Here at livegreenbegreen, we are always searching for new and inventive ways to maintain a green lifestyle. So when I came across this article which detailed the environmental effects of our deaths, my interest peaked to say the least.
The article, written by Yuan Gao and Robert Short, describes the environmental problem our passing’s cause as, “Every cremation creates about 160 kg of carbon dioxide (CO2).” This is a particular problem in China where nearly five million bodies were cremated in 2011 alone. More staggering is that the rate of cremation is increasing due to the aging population, which ultimately will result in an estimated 143,066 tons of additional CO2 being emitted. This figure fails to mention the other pollutions that will be released as a result of the process including, “…Sulfur dioxide, nitrogen oxides, monoxide, hydrocarbons, hydrogen sulfide, ammonia, hydrogen chloride, hydrogen fluoride, and mercury among others.”
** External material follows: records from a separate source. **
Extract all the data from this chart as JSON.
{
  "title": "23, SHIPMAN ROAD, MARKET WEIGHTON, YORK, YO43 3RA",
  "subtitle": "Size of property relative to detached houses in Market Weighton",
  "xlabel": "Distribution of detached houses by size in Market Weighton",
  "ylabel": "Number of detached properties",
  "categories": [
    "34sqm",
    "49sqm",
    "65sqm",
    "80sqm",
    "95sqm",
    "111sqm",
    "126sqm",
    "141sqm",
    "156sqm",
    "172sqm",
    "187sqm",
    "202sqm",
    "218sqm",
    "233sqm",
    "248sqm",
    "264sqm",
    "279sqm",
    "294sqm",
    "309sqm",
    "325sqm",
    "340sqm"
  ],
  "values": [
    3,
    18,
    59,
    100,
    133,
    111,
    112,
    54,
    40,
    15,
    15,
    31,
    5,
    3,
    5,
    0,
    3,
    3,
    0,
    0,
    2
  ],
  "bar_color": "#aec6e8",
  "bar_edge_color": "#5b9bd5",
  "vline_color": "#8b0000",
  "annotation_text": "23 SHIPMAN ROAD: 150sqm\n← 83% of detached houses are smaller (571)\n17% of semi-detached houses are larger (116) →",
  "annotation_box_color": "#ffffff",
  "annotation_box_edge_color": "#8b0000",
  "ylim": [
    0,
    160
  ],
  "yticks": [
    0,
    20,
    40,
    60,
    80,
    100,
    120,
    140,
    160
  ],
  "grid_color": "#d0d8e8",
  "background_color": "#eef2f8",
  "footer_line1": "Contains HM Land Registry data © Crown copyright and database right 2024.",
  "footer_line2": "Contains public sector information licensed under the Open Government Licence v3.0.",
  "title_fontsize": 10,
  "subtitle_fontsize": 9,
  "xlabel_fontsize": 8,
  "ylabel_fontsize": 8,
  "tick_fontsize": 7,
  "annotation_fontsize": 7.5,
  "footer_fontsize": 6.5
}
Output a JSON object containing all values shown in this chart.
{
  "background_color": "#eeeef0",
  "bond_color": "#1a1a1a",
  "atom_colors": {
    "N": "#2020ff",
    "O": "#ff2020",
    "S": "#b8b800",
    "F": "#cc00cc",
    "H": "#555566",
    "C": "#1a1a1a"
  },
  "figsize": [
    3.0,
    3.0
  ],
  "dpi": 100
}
Thankfully, the authors propose greener options to combat this growing problem. They advocate, “Burying the corpse in a simple and biodegradable bag or container under a tree, without building stone tombs or erecting tombstones.” This ultimately would save valuable land space in addition to reducing the emissions from a cremation alternative. Also, the additive of placing the bodies near trees enables them to absorb CO2 that naturally emits from the decaying body and enables them to grow naturally and sustainably. Lastly, this practice saves wood for those buried in wood coffins, and makes ecological sense in that our bodies, in an act of retribution, serve as a natural fertilizer for the earth we used during our lifetimes.
While we tend to focus on changing our current habits to affect the world in a positive place, similarly our posthumous actions can have a lasting impact on our environment. By changing the way we think, we can all have a positive bearing on our planet both during our lifetime, and after death.